Consommation des ménages par fonction

Structure de la consommation des ménages par fonction en 2010*
Alimentation et boissons non alcoolisées 13,4 %
Articles d’habillement et chaussures 4,4 %
Logement (1), chauffage, éclairage 25,6 %
Équipement du logement 5,8 %
Santé (dépenses à la charge des ménages) 3,9 %
Transports 14,0 %
Loisirs et culture (2) 8,6 %
Hôtels, cafés et restaurants 7,0 %
Autres 17,3 %
Dépenses de consommation des ménages 100,0%

Depuis quelques années, le budget transport a dépassé celui consacré à l’alimentation. En cause, la hausse du prix de l’essence, mais aussi l’éloignement croissant entre le domicile et les grands centres urbains. Aujourd’hui, nous avons du mal à imaginer qu’en 1960, les français consacraient le tiers de leurs revenus à se nourrir ! (source: Insee)

* Champ de la Comptabilité nationale. Les impôts et taxes ne sont pas pris en compte dans cette répartition.
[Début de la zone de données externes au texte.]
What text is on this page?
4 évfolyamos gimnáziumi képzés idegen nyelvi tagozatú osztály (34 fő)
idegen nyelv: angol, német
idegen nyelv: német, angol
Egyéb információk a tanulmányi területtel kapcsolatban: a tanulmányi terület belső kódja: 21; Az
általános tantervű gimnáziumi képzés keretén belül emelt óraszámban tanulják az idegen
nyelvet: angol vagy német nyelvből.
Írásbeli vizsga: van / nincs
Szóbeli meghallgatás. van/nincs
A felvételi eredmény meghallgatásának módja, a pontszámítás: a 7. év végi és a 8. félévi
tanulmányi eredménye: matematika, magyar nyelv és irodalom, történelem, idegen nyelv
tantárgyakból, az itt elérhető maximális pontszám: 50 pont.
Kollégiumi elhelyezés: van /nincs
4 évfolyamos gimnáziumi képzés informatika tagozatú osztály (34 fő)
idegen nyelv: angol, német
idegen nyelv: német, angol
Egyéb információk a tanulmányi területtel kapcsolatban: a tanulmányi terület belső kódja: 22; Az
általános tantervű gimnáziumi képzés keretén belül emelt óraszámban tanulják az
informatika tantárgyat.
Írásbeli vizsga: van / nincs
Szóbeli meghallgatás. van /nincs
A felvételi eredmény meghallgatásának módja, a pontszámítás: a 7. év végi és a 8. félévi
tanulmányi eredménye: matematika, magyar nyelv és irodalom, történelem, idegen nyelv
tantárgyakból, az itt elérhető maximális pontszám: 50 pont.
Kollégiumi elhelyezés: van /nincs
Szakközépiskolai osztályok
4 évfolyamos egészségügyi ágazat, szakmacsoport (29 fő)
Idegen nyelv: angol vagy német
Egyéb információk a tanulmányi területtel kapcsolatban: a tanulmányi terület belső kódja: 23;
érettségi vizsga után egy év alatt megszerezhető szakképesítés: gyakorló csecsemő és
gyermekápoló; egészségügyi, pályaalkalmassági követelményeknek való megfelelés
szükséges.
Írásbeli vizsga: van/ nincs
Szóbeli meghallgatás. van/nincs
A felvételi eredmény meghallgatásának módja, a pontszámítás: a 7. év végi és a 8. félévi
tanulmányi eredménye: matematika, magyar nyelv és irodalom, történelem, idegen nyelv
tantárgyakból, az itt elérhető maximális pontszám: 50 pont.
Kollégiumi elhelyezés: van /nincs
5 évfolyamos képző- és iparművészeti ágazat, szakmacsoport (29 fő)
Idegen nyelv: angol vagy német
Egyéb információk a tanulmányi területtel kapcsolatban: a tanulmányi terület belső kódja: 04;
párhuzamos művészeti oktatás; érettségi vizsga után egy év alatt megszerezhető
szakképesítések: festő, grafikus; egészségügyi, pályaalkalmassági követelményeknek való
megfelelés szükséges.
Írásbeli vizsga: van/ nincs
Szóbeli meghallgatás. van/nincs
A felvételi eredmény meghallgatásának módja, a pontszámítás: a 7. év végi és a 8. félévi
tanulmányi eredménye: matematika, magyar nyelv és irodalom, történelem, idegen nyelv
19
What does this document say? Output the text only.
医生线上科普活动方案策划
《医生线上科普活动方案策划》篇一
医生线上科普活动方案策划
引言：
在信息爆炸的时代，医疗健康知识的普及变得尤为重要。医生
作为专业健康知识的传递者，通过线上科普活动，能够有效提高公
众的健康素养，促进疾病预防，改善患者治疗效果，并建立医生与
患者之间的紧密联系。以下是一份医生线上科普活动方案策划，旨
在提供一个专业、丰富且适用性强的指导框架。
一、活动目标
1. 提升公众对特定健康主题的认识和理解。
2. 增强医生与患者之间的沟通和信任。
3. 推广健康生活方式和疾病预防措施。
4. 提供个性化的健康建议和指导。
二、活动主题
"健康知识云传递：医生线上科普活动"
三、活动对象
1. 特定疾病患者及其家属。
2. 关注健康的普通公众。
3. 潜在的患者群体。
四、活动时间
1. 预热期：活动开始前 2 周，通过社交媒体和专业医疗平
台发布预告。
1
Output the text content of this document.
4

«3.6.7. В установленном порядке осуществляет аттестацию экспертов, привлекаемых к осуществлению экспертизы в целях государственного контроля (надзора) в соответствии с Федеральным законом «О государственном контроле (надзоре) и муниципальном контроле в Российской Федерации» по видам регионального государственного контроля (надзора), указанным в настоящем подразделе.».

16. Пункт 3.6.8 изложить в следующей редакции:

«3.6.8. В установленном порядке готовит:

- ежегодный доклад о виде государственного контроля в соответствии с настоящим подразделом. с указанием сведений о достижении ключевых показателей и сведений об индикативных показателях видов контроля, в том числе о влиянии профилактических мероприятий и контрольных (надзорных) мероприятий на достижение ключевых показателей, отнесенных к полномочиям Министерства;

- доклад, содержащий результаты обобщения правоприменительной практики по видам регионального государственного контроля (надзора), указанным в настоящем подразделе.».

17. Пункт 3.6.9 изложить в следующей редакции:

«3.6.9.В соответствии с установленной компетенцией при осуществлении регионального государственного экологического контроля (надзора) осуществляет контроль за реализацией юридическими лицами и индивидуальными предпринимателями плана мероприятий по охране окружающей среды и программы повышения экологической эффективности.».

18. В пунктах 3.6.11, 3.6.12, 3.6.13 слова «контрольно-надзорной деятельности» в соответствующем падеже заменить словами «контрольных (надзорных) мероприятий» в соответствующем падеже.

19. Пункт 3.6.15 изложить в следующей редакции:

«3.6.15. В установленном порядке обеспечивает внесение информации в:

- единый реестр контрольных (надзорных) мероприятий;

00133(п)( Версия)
Altinéo et Multéo : des atouts pour le long terme

Les contrats d’assurance vie de la GMF présentent avant tout souplesse et performance, dans un cadre fiscal attractif : plus-values exonérées d’impôt sur le revenu en cas de rachat au bout de huit ans (3) (hors prélèvements sociaux), transmission de capitaux décès dans la plupart des cas sans droits de succession aux bénéficiaires de votre choix, selon la législation en vigueur… Ils sont adaptés à une multitude de projets : constitution d’une épargne de moyen et long termes, préparation d’un complément de revenu pour la retraite, transmission d’un patrimoine, etc. Sans oublier que votre épargne reste toujours disponible en cas de besoin passager. Le contrat d’assurance vie en euros Altinéo fait fructifier votre épargne en toute sécurité. Le capital est protégé, et les intérêts produits chaque année sur le contrat, sont définitivement acquis. Avec le contrat d’assurance vie multisupport Multéo, vous bénéficiez d’un plus grand choix de supports d’investissement. Outre le support régulier investi en euros qui ne fait courir aucun risque au capital, vous pouvez également accéder aux marchés financiers.

(1) y compris les loyers dits « imputés ».
(2) principaux postes concernés par l’économie de l’information.
(3) dans la limite de 4 600€ par an pour une personne seule et de 9 200€ par an pour un couple soumis à imposition commune, tous contrats d’assurance vie confondus.